In a family business, the word "succession" is often followed by the word "plan." The idea is that handing off the business is mostly about clarifying the goals, timeline and activities that will result in a successful transition. Identify the necessary changes, set some key dates, confirm a financial strategy, and you're done.
Not so fast. Developing a plan for succession is quite different than the act of succession. It's like jumping out of an airplane: You can learn about aerodynamics, be trained to parachute and even have a plan for where you'll land, but that doesn't mean you will actually jump or safely navigate the journey back to earth. A plan looks and feels a lot different when you are on the ground looking up than when you are 10,000 feet high looking down.
Succession involves a range of complex issues. It can be emotionally difficult by challenging one's identity, purpose and mortality, and sometimes even testing one's marriage. It is fraught with financial complications made more difficult by ever-changing tax laws. And, success often depends on the behavior and relationships of other family members and key employees, some of whom may not work well together. No wonder so many people hesitate or even avoid the topic altogether.
A different way to frame succession is to think of it as exercising a muscle. Instead of starting with an intimidating planning effort, begin with a series of activities that flex the muscle and build your succession capacity. Consider the following three practices.
LEAVE FOR A PERIOD OF TIME
Most next-generation family-farm and ranch members want the senior generation to feel comfortable staying around the business as long as possible. Their labor and wisdom are helpful, and it gives older participants a sense of purpose. However, if hanging around means they still set priorities, direct staff or change the daily plan, frustration can set in.
Leaving for a couple of weeks at a time, or even for several months, can help both generations get comfortable in new roles. A related concept is to make sure the senior generation intentionally shows up later in the workday after the daily plan and assignments have been established by the younger leaders.
INTRODUCE YOUNGER PEOPLE
Landowners, vendors, lenders and professional advisers become comfortable communicating with the senior generation members over decades. After all, they work through difficult times, build relationships through negotiation, celebrate successes, eat meals and sometimes even go on trips together. Younger people will never replace decades of interaction. Instead, they need to start their own relationships.

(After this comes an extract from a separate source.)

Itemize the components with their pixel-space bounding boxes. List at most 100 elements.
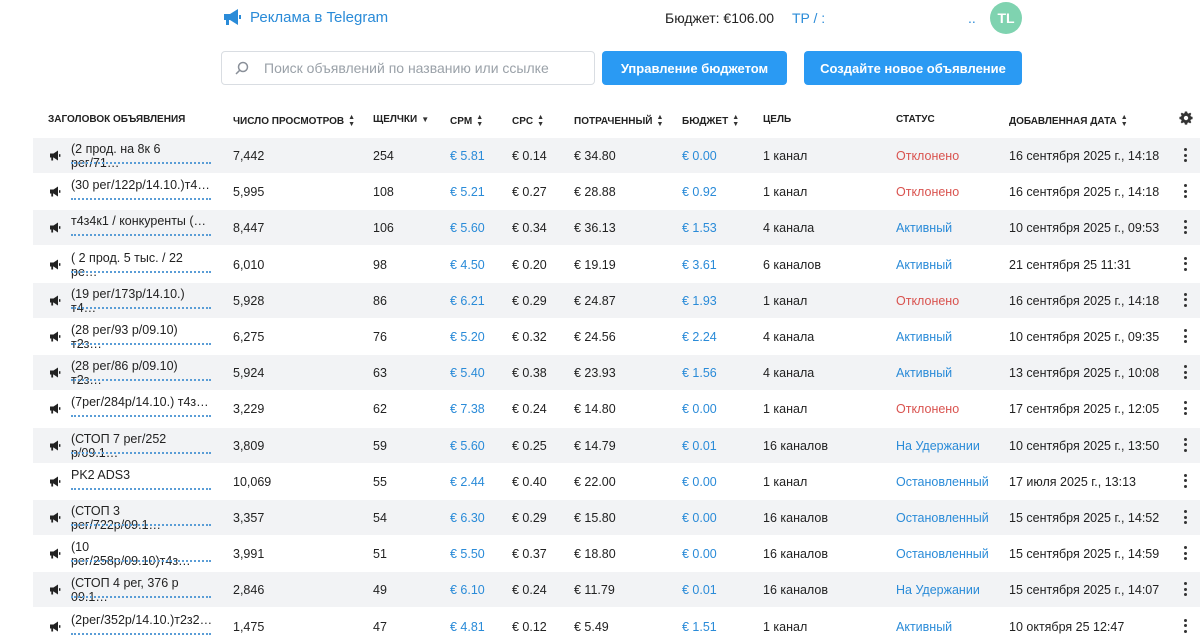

Accelerating succession means making intentional introductions of younger managers and looking for ways to reinforce their interaction with people who are key to the business. I know of several farms that place the next generation into first-line contact with key landowners by negotiating leases, providing farm updates and delivering checks, thereby reinforcing the succession process. It doesn't mean the older generation exits the relationship, but it does mean landowners start building a comfort level with the future leaders of the operation.
DOCUMENT THE ORG CHART
The chain of command is often not written down in family farms and ranches. The lines, boxes and titles often feel too formal or bureaucratic, and people generally seem to know who is in charge. But, when the younger generation is transitioning into leadership, and the business is growing, the hierarchy can be difficult to modify. Writing down who answers to whom can reinforce your succession goals while giving the next generation the authority and confidence to take the lead.
Planning for succession is easier than doing the work. By focusing your early efforts on activities that build your succession muscle, you increase the odds of a successful handoff.